Jeder kennt dieses Gefühl bestimmt: Morgens wacht man auf und spürt instinktiv, dass man einen super Tag vor sich hat, an dem alles super läuft, an dem man sich keine Sorgen machen muss und ganz viele tolle Sachen passieren. Die Sonne scheint einem beim Aufwachen aus einem wolkenlosen Himmel ins Gesicht und man fühlt sich einfach nur gut.
So fühlte ich mich jedenfalls am ersten Morgen, als ich in Paris aufwachte. Wir saßen noch im Zug, die meisten schliefen. Es würde nicht mehr lange dauern, dann würden Frau Lacombe und Herr Nowitzki durch die Abteile laufen und alle zum baldigen Ausstieg in Paris-Est aufwecken. Aber noch war alles wunderbar ruhig und schön.
Ich sah aus dem Fenster des Zuges. In der Ferne war der Eiffelturm bereits auszumachen. Ganz dezent zwar, aber man sah ihn. Der Zug fuhr gerade über einen Kanal.
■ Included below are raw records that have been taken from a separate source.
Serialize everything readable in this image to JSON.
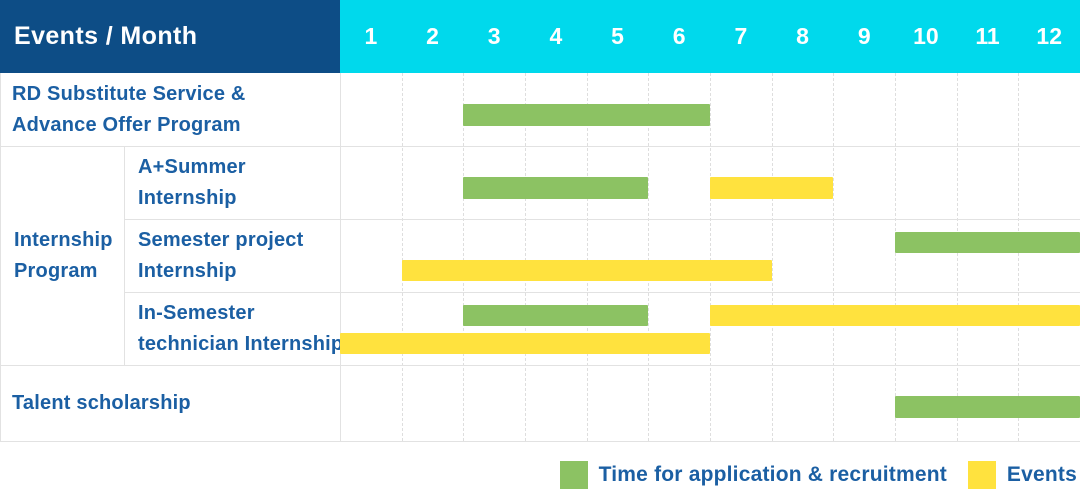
{
  "colors": {
    "header_bg": "#0d4d86",
    "month_bar_bg": "#00d9ec",
    "header_text": "#ffffff",
    "green": "#8cc263",
    "yellow": "#ffe23e",
    "label_text": "#1b5fa3",
    "grid_line": "#e2e2e2",
    "month_grid_dash": "#dedede"
  },
  "table": {
    "corner_label": "Events / Month"
  },
  "months": [
    "1",
    "2",
    "3",
    "4",
    "5",
    "6",
    "7",
    "8",
    "9",
    "10",
    "11",
    "12"
  ],
  "rows": [
    {
      "label": "RD Substitute Service & Advance Offer Program",
      "lines": [
        "RD Substitute Service &",
        "Advance Offer Program"
      ],
      "bars": [
        {
          "color": "green",
          "start": 3,
          "end": 6,
          "lane": "single"
        }
      ]
    },
    {
      "label": "Internship Program",
      "lines": [
        "Internship",
        "Program"
      ],
      "children": [
        {
          "label": "A+Summer Internship",
          "lines": [
            "A+Summer",
            "Internship"
          ],
          "bars": [
            {
              "color": "green",
              "start": 3,
              "end": 5,
              "lane": "single"
            },
            {
              "color": "yellow",
              "start": 7,
              "end": 8,
              "lane": "single"
            }
          ]
        },
        {
          "label": "Semester project Internship",
          "lines": [
            "Semester project",
            "Internship"
          ],
          "bars": [
            {
              "color": "green",
              "start": 10,
              "end": 12,
              "lane": "top"
            },
            {
              "color": "yellow",
              "start": 2,
              "end": 7,
              "lane": "bottom"
            }
          ]
        },
        {
          "label": "In-Semester technician Internship",
          "lines": [
            "In-Semester",
            "technician Internship"
          ],
          "bars": [
            {
              "color": "green",
              "start": 3,
              "end": 5,
              "lane": "top"
            },
            {
              "color": "yellow",
              "start": 7,
              "end": 12,
              "lane": "top"
            },
            {
              "color": "yellow",
              "start": 1,
              "end": 6,
              "lane": "bottom"
            }
          ]
        }
      ]
    },
    {
      "label": "Talent scholarship",
      "lines": [
        "Talent scholarship"
      ],
      "bars": [
        {
          "color": "green",
          "start": 10,
          "end": 12,
          "lane": "single"
        }
      ]
    }
  ],
  "legend": {
    "items": [
      {
        "color": "green",
        "label": "Time for application & recruitment"
      },
      {
        "color": "yellow",
        "label": "Events"
      }
    ]
  },
  "chart_data": {
    "type": "gantt",
    "title": "Events / Month",
    "x_axis": {
      "label": "Month",
      "ticks": [
        1,
        2,
        3,
        4,
        5,
        6,
        7,
        8,
        9,
        10,
        11,
        12
      ],
      "range": [
        1,
        12
      ]
    },
    "grid": true,
    "legend_position": "bottom-right",
    "legend": [
      {
        "label": "Time for application & recruitment",
        "color": "#8cc263"
      },
      {
        "label": "Events",
        "color": "#ffe23e"
      }
    ],
    "tasks": [
      {
        "group": "",
        "name": "RD Substitute Service & Advance Offer Program",
        "bars": [
          {
            "series": "Time for application & recruitment",
            "start_month": 3,
            "end_month": 6
          }
        ]
      },
      {
        "group": "Internship Program",
        "name": "A+Summer Internship",
        "bars": [
          {
            "series": "Time for application & recruitment",
            "start_month": 3,
            "end_month": 5
          },
          {
            "series": "Events",
            "start_month": 7,
            "end_month": 8
          }
        ]
      },
      {
        "group": "Internship Program",
        "name": "Semester project Internship",
        "bars": [
          {
            "series": "Time for application & recruitment",
            "start_month": 10,
            "end_month": 12
          },
          {
            "series": "Events",
            "start_month": 2,
            "end_month": 7
          }
        ]
      },
      {
        "group": "Internship Program",
        "name": "In-Semester technician Internship",
        "bars": [
          {
            "series": "Time for application & recruitment",
            "start_month": 3,
            "end_month": 5
          },
          {
            "series": "Events",
            "start_month": 7,
            "end_month": 12
          },
          {
            "series": "Events",
            "start_month": 1,
            "end_month": 6
          }
        ]
      },
      {
        "group": "",
        "name": "Talent scholarship",
        "bars": [
          {
            "series": "Time for application & recruitment",
            "start_month": 10,
            "end_month": 12
          }
        ]
      }
    ]
  }
}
„Hey, Aurélie!“ Ich rüttelte an der Schulter. „Guck mal!“
„Mmm, was ist denn los?“, brummelte sie ganz verschlafen.
„Wir sind fast da!“, teilte ich ihr mit. Da sprang sie sofort ans Fenster, guckte heraus und rief: „Wunderschön!“
Langsam wachten auch Anna und Lea auf. Genauso wie Aurélie und ich schauten sie begeistert aus dem Fenster. Mit unseren Blicken saugten wir alles auf, was wir durch das leicht zerkratzte Zugfenster sehen konnten. Ich war wirklich der Meinung, dass es sich schon dafür gelohnt hatte, auch wenn ich so etwas sonst nie so schnell dachte. Als ich das den anderen Mädels erzählte, sahen sie es ganz genauso. Besonders, natürlich, Aurélie.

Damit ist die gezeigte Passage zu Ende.